Perlu kekuatan lebih untukku mengutarakan ini semua. Namun, tekadku sudah bulat. Malam ini aku menunggu Satria tiba dengan perasaan tidak karuan. Saat ia akhirnya tiba, tetap kulayani semua keperluannya. Hingga kurasa kami berdua siap, pelan-pelan kubuka permasalahan ini.
“Mas, kemarin aku bakso rusuk samping kantro kamu.”
Dengan tanpa ekspresi, Satria menjawab, “Oh, ya, kok aku nggak tahu? Kamu ngapain?”
“Siapa wanita itu, Mas?” aku langsung menghujamnya dengan pertanyaan tanpa basa-basi.
“Siapa, apanya?” Nada suara Satria terdengar meninggi.
“Aku sudah melihatnya, Mas. Foto-foto perempuan itu! Semua sudah kulihat di kameramu!” Emosiku tak terbendung, aku nyaris histeris sambil berlinang air mata.
Wajah Satria menunduk, terlihat berkeringat, dan terbisu.
“Kenapa, Mas? Kenapa? Apa salahku? Kalau memang aku ada kekurangan, katakan dimana? Tidakkah kamu ingat Amanina anak kita?”
Cecaran pertanyaanku membuat Satria semakin salah tingkah dan diam seribu bahasa. Sampai akhirnya ia menggenggam tanganku dengan mata berembun. Kutepis tangannya. Air mataku mengalir semakin deras. Satria juga berusaha memelukku, tetapi aku tak sanggup saat membayangkan fotonya bersama sang perempuan. Aku berdiri dan hendak keluar kamar.

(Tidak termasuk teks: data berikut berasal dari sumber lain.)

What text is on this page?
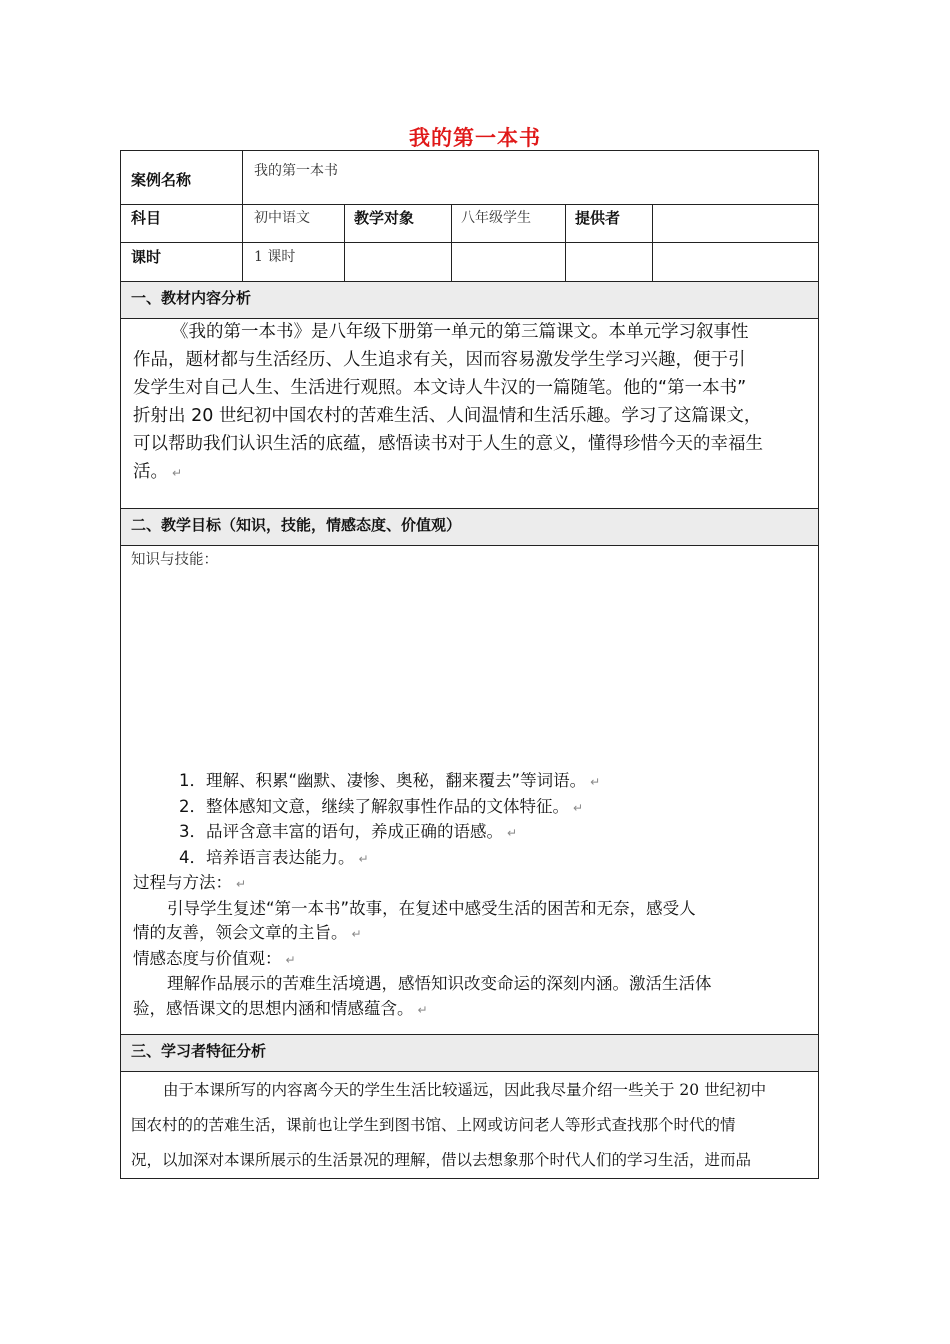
我的第一本书
案例名称	我的第一本书
科目	初中语文	教学对象	八年级学生	提供者
课时	1 课时
一、教材内容分析
《我的第一本书》是八年级下册第一单元的第三篇课文。本单元学习叙事性
作品，题材都与生活经历、人生追求有关，因而容易激发学生学习兴趣，便于引
发学生对自己人生、生活进行观照。本文诗人牛汉的一篇随笔。他的“第一本书”
折射出 20 世纪初中国农村的苦难生活、人间温情和生活乐趣。学习了这篇课文，
可以帮助我们认识生活的底蕴，感悟读书对于人生的意义，懂得珍惜今天的幸福生
活。 ↵
二、教学目标（知识，技能，情感态度、价值观）
知识与技能：
1．理解、积累“幽默、凄惨、奥秘，翻来覆去”等词语。 ↵
2．整体感知文意，继续了解叙事性作品的文体特征。 ↵
3．品评含意丰富的语句，养成正确的语感。 ↵
4．培养语言表达能力。 ↵
过程与方法： ↵
引导学生复述“第一本书”故事，在复述中感受生活的困苦和无奈，感受人
情的友善，领会文章的主旨。 ↵
情感态度与价值观： ↵
理解作品展示的苦难生活境遇，感悟知识改变命运的深刻内涵。激活生活体
验，感悟课文的思想内涵和情感蕴含。 ↵
三、学习者特征分析
由于本课所写的内容离今天的学生生活比较遥远，因此我尽量介绍一些关于 20 世纪初中
国农村的的苦难生活，课前也让学生到图书馆、上网或访问老人等形式查找那个时代的情
况，以加深对本课所展示的生活景况的理解，借以去想象那个时代人们的学习生活，进而品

“Hasna ….” Satria menarik lenganku, sekali lagi berusaha memelukku.
Aku memukuli Satria sekuat tenaga, sambil meraung. Berharap mampu meredakan sesak di dada ini. Nyatanya hal itu tak mampu menghilangkan sakit hatiku.
“Hasna, maafkan aku … Please. Dengar dulu penjelasanku.”
“Apalagi? Apalagi?” aku berteriak nyaring.
“Hasna … Tenang, Na. Nanti Amanina bangun.” Satria terus saja memelukku makin erat.
“Hasna dengarkan. Duduk dulu, Na. Biarkan aku menjelaskan. Please!” Ia menarikku paksa ke tepian ranjang, kemudian menghapus air mataku.
“Na, perempuan itu namanya Tatiana. Dia anak pemilik perusahaan kita.” Satria menjeda ucapannya sambil menghela napas.
“Ia dititipkan ke divisiku, alasannya karena aku dinilai cakap dalam bekerja selama ini, sehingga ayahnya ingin Tatiana juga menjadi cakap.
Aku sadar, sejak awal ia ada perasaan padaku, Na. Tetapi, aku lebih sadar punya kamu dan Amanina, anak kita.”
“Lantas kenapa ada foto-foto mesra itu di kameramu? Di taman bunga.”
“Itu saat kami ke Karawang, Na. Aku tidak berdua, tapi bersama yang lain. Kamera itu milik Tatiana, maka hanya ada foto-foto yang dia mau dan seleksi di sana. Aku pun tidak tahu kemarin kamera itu di sana, sampai tadi pagi ia meminta kepadaku.”
Ada kelegaan tercurah bak air hujan menyiram gersangnya hati ini, tetapi mengetahui ia tetap masih akan terus menerus bertemu Tatiana membuatku tetap gusar.
“Tapi … setiap hari kamu akan ketemu dia, bagaimana aku bisa percaya sama kamu. Kucing kalau setiap hari diumpanin ikan, cuma waktu yang tahu kapan dia akan caplok itu ikan.”
“Kamu pikir aku ikan?”Satria berusaha mencairkan suasana.
“Eh … kamu yang kucingnya tahu!”
Satria tersenyum dan mengecup keningku. Memelukku terus menerus, membelai rambut dan mengelus punggungku untuk menenangkanku.
“Dorong aku, Na. Jangan seperti ini. Percaya kepadaku. Aku tidak akan pernah bisa mengkhianati kepercayaanmu.”